I’m a huge fan of campfire jacket potatoes, but while the aluminium foil you wrap them in is recyclable if rolled into a large enough ball to be collected in recycling plants I’ve been keen to try the historical alternative of covering them in clay ever since I saw it done on the Historical Farm series. There’s a large deposit of clay in a field near the bushcraft school where I teach some courses (which they use for slightly more conventional purposes) so I decided to give it a go.

A trowel and a tupperware tub full of clay next to teh hole it was dug from

I hastily dig some clay while all the time looking over my shoulder as the field it comes from is used for police dog training and I didn’t really fancy being taken down by an overzealous Alsatian. I mixed it with enough water to make it mouldable, coated the potatoes to make cannon ball type objects then realised I couldn’t take a photo of the finished object because my hands were covered in clay. These were baked for an hour and a half in the embers at the edge of a campfire.

Clay covered potatoes, some of which have been cut open. The clay on the exterior has charred.
The same potatoes in a camping pan.

While this method did work in that the potatoes cooked all the way to the centre, as the clay dried it flaked off in places and the potatoes got burnt. Worse though was the fact that it proved impossible to clean the clay off the skin, forcing you to either eat grit or leave the crispy skin which is in my opinion the best part. To keep the potatoes a bit cleaner, for my next attempt I rubbed the potato with oil and salt and rolled it up in two burdock leaves that I’d washed the most visible slug poo off before coating the whole thing in clay.

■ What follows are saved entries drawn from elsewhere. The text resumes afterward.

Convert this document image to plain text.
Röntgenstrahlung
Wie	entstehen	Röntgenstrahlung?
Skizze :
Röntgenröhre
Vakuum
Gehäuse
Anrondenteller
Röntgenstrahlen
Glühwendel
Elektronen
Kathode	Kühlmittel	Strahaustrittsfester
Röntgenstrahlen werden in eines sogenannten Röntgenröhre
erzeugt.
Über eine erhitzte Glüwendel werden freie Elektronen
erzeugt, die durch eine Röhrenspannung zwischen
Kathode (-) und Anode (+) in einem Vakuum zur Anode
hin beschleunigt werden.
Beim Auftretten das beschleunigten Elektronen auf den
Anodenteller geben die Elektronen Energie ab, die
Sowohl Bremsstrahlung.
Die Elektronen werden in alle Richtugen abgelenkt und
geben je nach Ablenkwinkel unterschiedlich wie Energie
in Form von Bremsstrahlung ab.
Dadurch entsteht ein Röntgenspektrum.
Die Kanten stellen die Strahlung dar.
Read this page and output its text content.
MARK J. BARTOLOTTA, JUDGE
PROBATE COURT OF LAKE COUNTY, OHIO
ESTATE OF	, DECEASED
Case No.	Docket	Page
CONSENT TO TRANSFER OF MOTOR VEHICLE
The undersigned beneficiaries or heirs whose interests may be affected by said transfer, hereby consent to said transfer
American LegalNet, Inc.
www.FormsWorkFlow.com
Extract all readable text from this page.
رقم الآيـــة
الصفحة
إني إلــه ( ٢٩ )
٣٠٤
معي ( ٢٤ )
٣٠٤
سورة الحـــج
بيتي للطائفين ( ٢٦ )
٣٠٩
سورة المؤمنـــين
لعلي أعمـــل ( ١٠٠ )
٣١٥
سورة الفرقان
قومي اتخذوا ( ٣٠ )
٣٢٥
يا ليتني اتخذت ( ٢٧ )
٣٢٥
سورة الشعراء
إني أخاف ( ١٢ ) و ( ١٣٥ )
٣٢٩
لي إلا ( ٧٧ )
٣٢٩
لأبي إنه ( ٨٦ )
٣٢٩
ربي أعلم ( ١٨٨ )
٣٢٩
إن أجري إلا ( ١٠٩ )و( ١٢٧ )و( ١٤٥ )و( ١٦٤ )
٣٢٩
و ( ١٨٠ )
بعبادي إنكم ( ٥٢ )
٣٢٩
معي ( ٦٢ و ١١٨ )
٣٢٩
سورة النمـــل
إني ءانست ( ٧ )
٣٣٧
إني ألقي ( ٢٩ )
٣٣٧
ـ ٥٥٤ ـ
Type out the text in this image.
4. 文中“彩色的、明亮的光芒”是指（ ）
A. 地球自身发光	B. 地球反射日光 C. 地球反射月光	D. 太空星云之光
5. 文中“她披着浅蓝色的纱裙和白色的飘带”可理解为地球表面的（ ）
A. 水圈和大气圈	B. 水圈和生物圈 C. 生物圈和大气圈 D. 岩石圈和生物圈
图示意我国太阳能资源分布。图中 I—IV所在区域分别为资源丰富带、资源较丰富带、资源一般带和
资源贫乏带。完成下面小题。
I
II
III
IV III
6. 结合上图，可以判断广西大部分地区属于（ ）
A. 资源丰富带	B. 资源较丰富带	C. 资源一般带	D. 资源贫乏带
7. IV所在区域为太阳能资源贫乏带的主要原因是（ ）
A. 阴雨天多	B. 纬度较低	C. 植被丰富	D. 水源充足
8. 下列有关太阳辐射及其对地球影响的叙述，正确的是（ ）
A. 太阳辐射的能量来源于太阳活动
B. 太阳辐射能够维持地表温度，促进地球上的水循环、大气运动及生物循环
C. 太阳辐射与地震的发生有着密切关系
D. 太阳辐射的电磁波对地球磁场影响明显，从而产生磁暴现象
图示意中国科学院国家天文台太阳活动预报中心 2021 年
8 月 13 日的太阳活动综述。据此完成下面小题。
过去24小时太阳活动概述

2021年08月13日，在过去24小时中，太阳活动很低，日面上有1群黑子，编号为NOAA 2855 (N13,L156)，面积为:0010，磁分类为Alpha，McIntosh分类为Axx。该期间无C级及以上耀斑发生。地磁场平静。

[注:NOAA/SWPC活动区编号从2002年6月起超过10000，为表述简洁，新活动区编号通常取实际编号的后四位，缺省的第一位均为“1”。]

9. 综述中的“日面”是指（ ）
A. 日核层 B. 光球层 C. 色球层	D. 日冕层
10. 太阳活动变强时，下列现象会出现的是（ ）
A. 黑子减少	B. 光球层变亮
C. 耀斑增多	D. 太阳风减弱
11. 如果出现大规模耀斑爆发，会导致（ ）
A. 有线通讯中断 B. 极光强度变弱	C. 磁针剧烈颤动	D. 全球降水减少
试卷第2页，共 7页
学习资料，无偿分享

An oiled potato sitting on a burdock leaf, on a rain-soaked picnic table (the weather was slightly less cooperative this time around.)
The leaf rolled up into a package around the potato, and held in place with a talk stuck through the top
The wrapped potato next to the trowel on a patch of clay that is visibly damper than in the first phot

This was also baked it for an hour and a half in the embers of a fire that took rather longer than anticipated to get started because it was such a soggy day.

Clay and burdock wrapped potato sitting in embers
Burdock wrapped potatoe from which most of the clay has been removed after taking it out of the fire.
A rather more successful, cleaner potato with mixed bean salad on top

This worked much better with the burdock leaves keeping the skin clean enough to eat. Although it wasn’t quite as crispy as it would have been using foil this method definitely merits further experimentation!